Mit seinen poetischen Erzähltexten, die mit den Klängen einer Oud, auch Ud genannt, begleitet werden, hat Marian Kalus der halbszenischen Umsetzung von Bizets »Die Perlenfischer« eine besondere Farbe hinzugefügt. Der Ursprung der Oud ist nicht abschließend geklärt, aber schon im Mittelalter fand sie über zurückkehrende Kreuzfahrer ihren Weg nach Europa. Troubadours und Trouvères begleiteten ihre Gesänge mit dem Instrument. So lag der Gedanke nahe, die Erzähltexte auf einer Oud begleiten zu lassen. Mit Wassim Mukdad hat Marian Kalus einen der deutschlandweit besten Spieler dieses besonderen Lauteninstruments gewinnen können.

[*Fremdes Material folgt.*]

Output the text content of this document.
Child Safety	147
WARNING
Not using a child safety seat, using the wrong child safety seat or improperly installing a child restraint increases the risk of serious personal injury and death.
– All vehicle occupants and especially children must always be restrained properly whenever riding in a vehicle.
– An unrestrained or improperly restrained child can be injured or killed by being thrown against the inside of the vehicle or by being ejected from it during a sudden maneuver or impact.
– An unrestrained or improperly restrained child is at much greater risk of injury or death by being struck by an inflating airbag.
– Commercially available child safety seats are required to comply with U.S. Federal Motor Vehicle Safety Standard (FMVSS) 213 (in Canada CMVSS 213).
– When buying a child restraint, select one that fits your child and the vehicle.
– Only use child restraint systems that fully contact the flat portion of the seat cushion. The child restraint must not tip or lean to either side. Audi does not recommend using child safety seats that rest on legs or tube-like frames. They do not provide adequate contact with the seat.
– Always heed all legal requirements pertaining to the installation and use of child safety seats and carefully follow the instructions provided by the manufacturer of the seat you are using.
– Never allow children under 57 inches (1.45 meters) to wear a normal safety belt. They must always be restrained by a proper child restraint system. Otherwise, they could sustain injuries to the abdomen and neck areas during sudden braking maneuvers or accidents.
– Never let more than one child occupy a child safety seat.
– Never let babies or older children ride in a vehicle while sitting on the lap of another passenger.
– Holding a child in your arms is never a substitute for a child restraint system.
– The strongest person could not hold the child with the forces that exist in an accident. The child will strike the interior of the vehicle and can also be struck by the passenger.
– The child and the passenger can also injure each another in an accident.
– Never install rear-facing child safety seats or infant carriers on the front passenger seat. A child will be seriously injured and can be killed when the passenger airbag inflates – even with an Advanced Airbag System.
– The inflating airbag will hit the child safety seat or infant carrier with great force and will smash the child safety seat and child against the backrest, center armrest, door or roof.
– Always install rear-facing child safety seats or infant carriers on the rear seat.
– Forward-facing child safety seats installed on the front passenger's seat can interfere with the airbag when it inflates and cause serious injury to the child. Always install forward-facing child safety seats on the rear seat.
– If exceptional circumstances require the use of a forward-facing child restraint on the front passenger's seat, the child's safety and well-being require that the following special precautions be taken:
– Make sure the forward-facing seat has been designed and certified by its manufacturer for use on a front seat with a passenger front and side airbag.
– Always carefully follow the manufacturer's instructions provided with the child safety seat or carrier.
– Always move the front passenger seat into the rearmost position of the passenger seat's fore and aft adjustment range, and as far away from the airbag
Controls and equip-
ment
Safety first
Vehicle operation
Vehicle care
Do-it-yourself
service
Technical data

Wassim, Du hast mir gerade erzählt, dass Du drei Ouds zu Hause hast und dass diese eine unterschiedliche Stimmung haben …

Ja, eine Oud ist vor allem für die Araber ein Nationalinstrument, aber auch die Türken, Perser und die Griechen – mehrere Völker spielen dieses Instrument. Es gibt drei Stimmungssysteme, die alle auf der Quarte basieren. Es gibt die ägyptische – hier sind die Saiten vergleichsweise tief eingestimmt, die irakische ist die höchste Stimmung, und dazwischen die türkische Stimmung. Die ägyptische und irakische Stimmung unterscheiden sich durch eine Saite. Die irakische Stimmung ist mit einem hohen f und die ägyptische mit einem tiefen C ausgestattet, die anderen fünf Saiten sind gleich. Ich habe bei meinem Instrument beide Systeme zusammengeführt, mein Instrument hat sieben Saiten.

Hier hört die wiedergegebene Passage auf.